Mexico to purge corrupt cops in violence-plagued state

Mexico to purge corrupt cops in violence-plagued state

NUEVO LAREDO, Mexico - Mexico's government decided Tuesday to increase military control over security in the northeastern border state of Tamaulipas and purge corrupt police to counter a surge in drug cartel violence.

Clashes between cartel gunmen and troops as well as street gunfights among gang members have left more than 80 people dead in the state since April 5.

Authorities have blamed much of the recent violence on an internal power struggle within the Gulf cartel following the arrests of key leaders, but the gang has also been at war with the rival Zetas cartel in recent years.

Some 2,000 people protested against the violence in the Gulf of Mexico port city of Tampico on Sunday.

After a national security meeting in Reynosa, which borders the US state of Texas, Interior Minister Miguel Angel Osorio Chong announced a "new phase" to break up gangs, seal off drug trafficking routes and ensure residents can count on trustworthy police.

He said Tamaulipas will be divided into four security zones with a military officer in charge of each.

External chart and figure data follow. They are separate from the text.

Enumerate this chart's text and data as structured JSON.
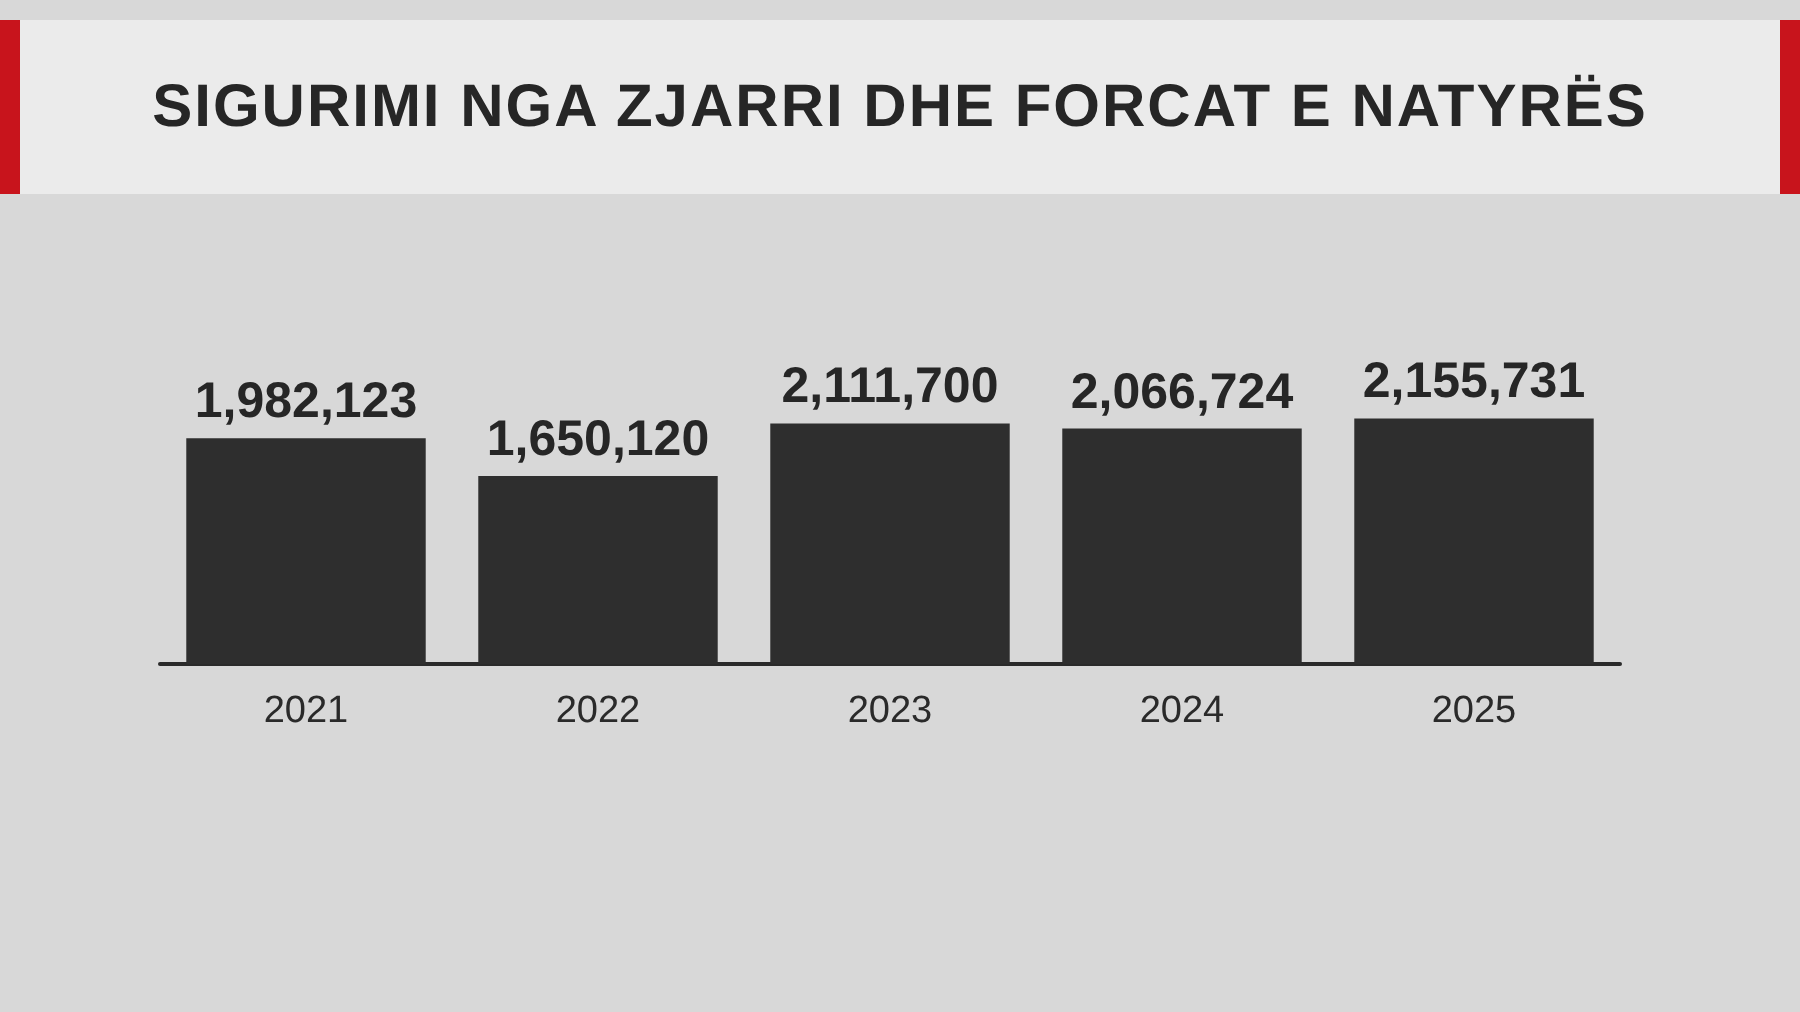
{
  "chart_data": {
    "type": "bar",
    "title": "SIGURIMI NGA ZJARRI DHE FORCAT E NATYRËS",
    "categories": [
      "2021",
      "2022",
      "2023",
      "2024",
      "2025"
    ],
    "values": [
      1982123,
      1650120,
      2111700,
      2066724,
      2155731
    ],
    "value_labels": [
      "1,982,123",
      "1,650,120",
      "2,111,700",
      "2,066,724",
      "2,155,731"
    ],
    "color": "#2e2e2e"
  }
}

The authorities will widen the use of intelligence gathering to combat cartels and send more federal forces to cities, ports, airports, border crossings and roads.

Authorities will conduct reviews of the state and municipal police forces as well as the Tamaulipas prosecutor's office, to root out bad apples.

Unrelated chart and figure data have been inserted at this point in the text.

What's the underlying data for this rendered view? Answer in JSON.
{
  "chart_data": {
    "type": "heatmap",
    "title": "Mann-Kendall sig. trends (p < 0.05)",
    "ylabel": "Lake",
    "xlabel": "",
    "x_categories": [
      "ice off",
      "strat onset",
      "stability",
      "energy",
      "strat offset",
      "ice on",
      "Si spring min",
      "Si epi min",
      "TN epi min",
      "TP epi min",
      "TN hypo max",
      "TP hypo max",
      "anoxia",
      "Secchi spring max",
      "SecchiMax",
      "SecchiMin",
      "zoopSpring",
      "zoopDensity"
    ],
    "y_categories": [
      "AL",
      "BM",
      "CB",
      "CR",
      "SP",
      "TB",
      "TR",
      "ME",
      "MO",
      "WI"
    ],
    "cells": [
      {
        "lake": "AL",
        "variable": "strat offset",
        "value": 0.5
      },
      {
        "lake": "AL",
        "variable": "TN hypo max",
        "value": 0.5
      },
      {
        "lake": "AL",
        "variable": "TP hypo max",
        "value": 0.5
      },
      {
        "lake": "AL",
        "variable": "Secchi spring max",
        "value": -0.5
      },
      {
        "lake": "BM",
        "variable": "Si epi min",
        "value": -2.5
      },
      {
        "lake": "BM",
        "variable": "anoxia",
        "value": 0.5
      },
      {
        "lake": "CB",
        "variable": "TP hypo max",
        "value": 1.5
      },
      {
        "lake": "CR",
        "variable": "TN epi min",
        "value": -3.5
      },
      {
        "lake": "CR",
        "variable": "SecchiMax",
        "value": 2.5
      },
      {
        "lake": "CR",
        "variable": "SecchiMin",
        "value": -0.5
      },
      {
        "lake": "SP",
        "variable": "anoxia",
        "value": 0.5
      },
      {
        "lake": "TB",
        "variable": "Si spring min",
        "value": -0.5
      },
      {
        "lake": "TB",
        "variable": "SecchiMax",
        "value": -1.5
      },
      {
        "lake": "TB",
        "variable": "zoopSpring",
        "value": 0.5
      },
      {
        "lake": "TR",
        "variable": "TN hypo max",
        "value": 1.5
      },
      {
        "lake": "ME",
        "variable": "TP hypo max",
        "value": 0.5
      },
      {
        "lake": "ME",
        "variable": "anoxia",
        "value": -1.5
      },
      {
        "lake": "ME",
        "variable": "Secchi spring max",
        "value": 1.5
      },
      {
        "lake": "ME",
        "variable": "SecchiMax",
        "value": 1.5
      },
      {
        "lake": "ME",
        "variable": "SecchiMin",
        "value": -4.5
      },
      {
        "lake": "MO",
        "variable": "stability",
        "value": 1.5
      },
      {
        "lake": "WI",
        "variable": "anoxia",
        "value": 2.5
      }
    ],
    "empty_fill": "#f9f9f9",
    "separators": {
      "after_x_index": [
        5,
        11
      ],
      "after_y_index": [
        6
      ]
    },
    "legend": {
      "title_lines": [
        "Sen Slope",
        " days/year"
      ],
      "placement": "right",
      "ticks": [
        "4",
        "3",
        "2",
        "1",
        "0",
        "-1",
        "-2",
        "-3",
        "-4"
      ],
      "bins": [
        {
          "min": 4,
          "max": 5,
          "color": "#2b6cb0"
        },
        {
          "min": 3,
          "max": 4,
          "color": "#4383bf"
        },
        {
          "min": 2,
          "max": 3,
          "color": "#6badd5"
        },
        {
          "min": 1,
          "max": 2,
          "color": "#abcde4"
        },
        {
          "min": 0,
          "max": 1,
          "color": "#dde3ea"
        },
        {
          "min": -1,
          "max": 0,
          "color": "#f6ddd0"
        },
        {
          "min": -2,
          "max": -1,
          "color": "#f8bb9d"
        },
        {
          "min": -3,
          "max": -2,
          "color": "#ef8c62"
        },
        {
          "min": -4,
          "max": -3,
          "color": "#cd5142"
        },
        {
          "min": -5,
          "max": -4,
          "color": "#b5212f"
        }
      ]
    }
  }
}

"We will not tolerate any public servant who has links with organised crime or who has committed acts of corruption," Osorio Chong said.

Ten state police officers have been detained in connection with an ambush that killed the region's chief of investigations on May 5, according to Mexican media.

The chief of bodyguards of Governor Egidio Torre Cantu is under investigation over the crime.

Osorio Chong insisted that the administration of President Enrique Pena Nieto had made progress against organised crime, detaining eight of the 12 most wanted men in Tamaulipas.

The violence in the state "can be explained in large part by the breakdown within these groups caused by the strong actions of the Mexican state," the minister said.

The resurgence of violence followed a relative lull in violence in Tamaulipas, a state that has witnessed some of the most gruesome drug-related crimes that have left 80,000 people dead in Mexico since 2006.

In another state plagued by drug cartel violence, Michoacan in the west, a mayor was arrested Tuesday on suspicion of links to organised crime.

The arrest of Jesus Cruz Valencia, mayor of the town of Aguililla, was the third of a mayor in Michoacan in the past two months. The state is a bastion of a cartel called the Knights Templar.

The state's number two official was arrested in April on charges of colluding with drug traffickers.